Te has
levantado cuando el sol incide en tus párpados como alimento de la vida. Lenta
y con delicadeza te yertas ante él. Te tienes que ir. Sí, vagar por esas aceras
grises de la ciudad con carta en mano al encuentro de una ilusión. Te sientes
cansada. Siempre lo mismo. Puertas que se cierran ante tus experiencias.

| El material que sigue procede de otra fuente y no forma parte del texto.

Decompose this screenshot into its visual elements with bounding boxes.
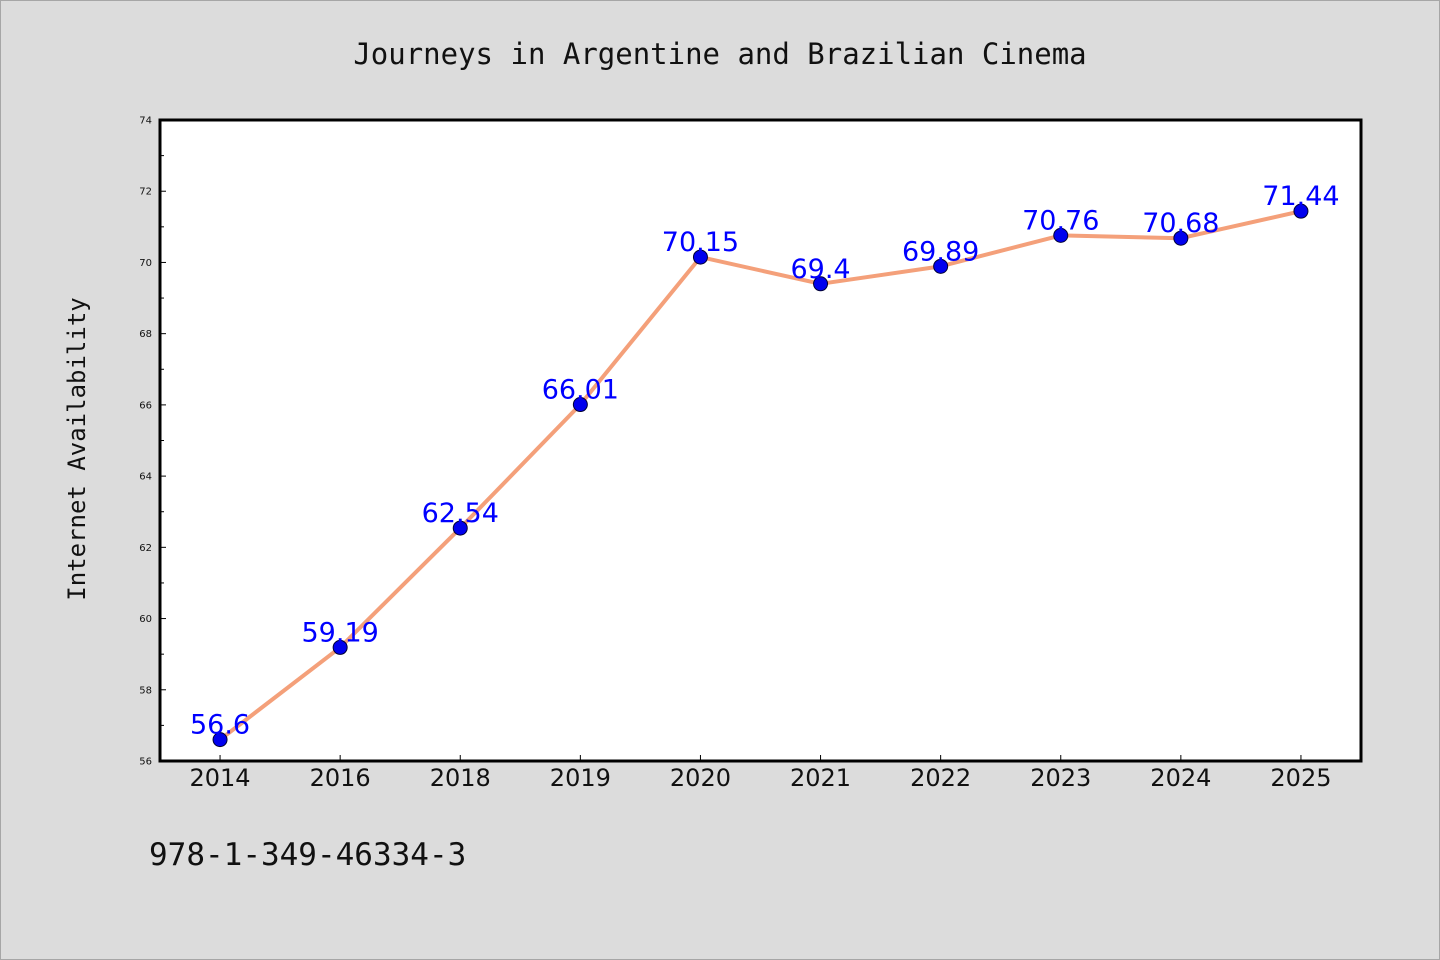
x-tick-label: 2024 bbox=[1150, 764, 1211, 792]
data-label: 56.6 bbox=[190, 710, 250, 741]
footnote-isbn: 978-1-349-46334-3 bbox=[149, 837, 466, 873]
data-point bbox=[692, 249, 708, 265]
data-point bbox=[1293, 203, 1309, 219]
x-axis: 2014 2016 2018 2019 2020 2021 2022 2023 2024 2025 bbox=[190, 755, 1331, 792]
y-tick-label: 74 bbox=[139, 116, 152, 127]
y-tick-label: 66 bbox=[139, 400, 152, 411]
x-tick-label: 2021 bbox=[790, 764, 851, 792]
data-point bbox=[212, 732, 228, 748]
y-tick-label: 70 bbox=[139, 258, 152, 269]
data-point bbox=[1053, 227, 1069, 243]
data-point bbox=[332, 639, 348, 655]
plot-area bbox=[158, 118, 1363, 763]
data-point bbox=[933, 258, 949, 274]
x-tick-label: 2016 bbox=[310, 764, 371, 792]
y-tick-label: 62 bbox=[139, 543, 152, 554]
y-tick-label: 60 bbox=[139, 614, 152, 625]
x-tick-label: 2014 bbox=[190, 764, 251, 792]
data-label: 71.44 bbox=[1262, 181, 1339, 212]
y-tick-label: 58 bbox=[139, 685, 152, 696]
data-label: 69.89 bbox=[902, 236, 979, 267]
data-label: 70.15 bbox=[662, 227, 739, 258]
y-tick-label: 64 bbox=[139, 472, 152, 483]
data-label: 69.4 bbox=[790, 254, 850, 285]
data-label: 66.01 bbox=[542, 375, 619, 406]
data-point bbox=[452, 520, 468, 536]
data-point bbox=[1173, 230, 1189, 246]
chart-title: Journeys in Argentine and Brazilian Cine… bbox=[353, 37, 1086, 71]
x-tick-label: 2025 bbox=[1270, 764, 1331, 792]
x-tick-label: 2023 bbox=[1030, 764, 1091, 792]
x-tick-label: 2022 bbox=[910, 764, 971, 792]
data-label: 59.19 bbox=[302, 617, 379, 648]
y-tick-label: 56 bbox=[139, 757, 152, 768]
data-point bbox=[813, 276, 829, 292]
series-group bbox=[212, 203, 1309, 748]
x-tick-label: 2018 bbox=[430, 764, 491, 792]
series-line bbox=[218, 209, 1302, 742]
x-tick-label: 2019 bbox=[550, 764, 611, 792]
data-label: 62.54 bbox=[422, 498, 499, 529]
y-tick-label: 72 bbox=[139, 187, 152, 198]
y-axis-label: Internet Availability bbox=[63, 297, 91, 600]
y-tick-label: 68 bbox=[139, 329, 152, 340]
data-label: 70.76 bbox=[1022, 205, 1099, 236]
x-tick-label: 2020 bbox=[670, 764, 731, 792]
data-labels: 56.6 59.19 62.54 66.01 70.15 69.4 69.89 70.76 70… bbox=[190, 181, 1340, 740]
data-label: 70.68 bbox=[1142, 208, 1219, 239]
data-point bbox=[572, 397, 588, 413]
y-axis: 56 58 60 62 64 66 68 70 72 74 bbox=[139, 116, 166, 768]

Años de trabajo, piensas, que terminan en una cloaca. El sol que te desenlazó
tu ánimo a seguir se ha vuelto tosco, monótono, oscuro. Retornas bajo tu techo
cuando eres alianza con la caída del sol. Te encierras. Te miras al espejo. Y
tus penas son sombra que se mece con aliento de la desgana, de la
desesperación. Vas a la cocina. Solo un bote de leche y un pizco de café. Eso
es lo que te queda. Miras tus manos. Manos vacías. Manos ensangrentadas de
tanta desesperanza. Te acuesta y el
rumor de los sueños te lleva por precipicios que tienden un puente a la nada.
Todos caen y caen. El sudor te despierta. Miras el blanco techo y tus ojos
castigados caen vencidos por temor, por el miedo a la miseria. Respiras hondo y
la calma vuelve a ti. Mañana será otro día.